The man who has done more to destroy international compacts than anyone who ever lived in Europe, now spoke feelingly of the Geneva war-conduct convention. Without naming the time, place or agenda, He seemed to be trying to suggest that another European peace conference be held.

"I do not believe that there is any responsible statesman in Europe who does not in his heart desire prosperity for his people.

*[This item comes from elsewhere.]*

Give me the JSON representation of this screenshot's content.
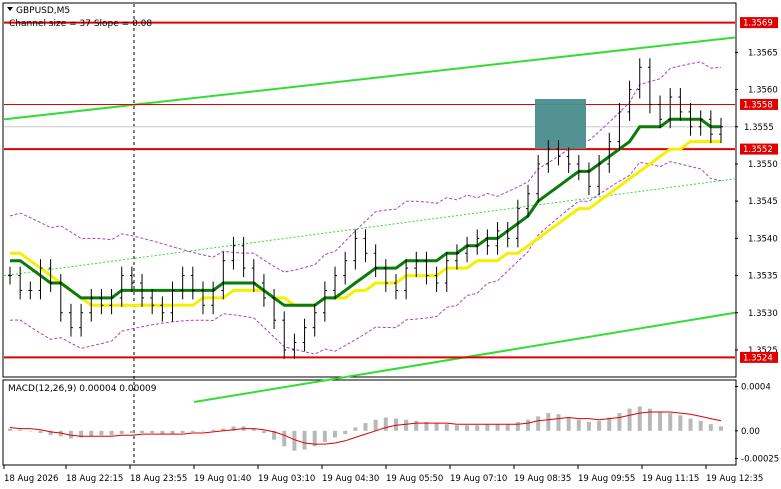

But such a desire can only be realized if all the nations inhabiting this continent decide to go to work together, to assist in assuring this cooperation must be the aim of every man who is sincerely struggling for the future of his own people.

"To achieve this great end, the leading nations of this continent will one day have to come together in order to draw up, accept and guarantee a statute on a comprehensive basis which will insure for them all a sense of security, of calm—in short, of peace.

"Such a conference could not possibly be held without the most thorough preparation; that is, without exact elucidation of every point at issue.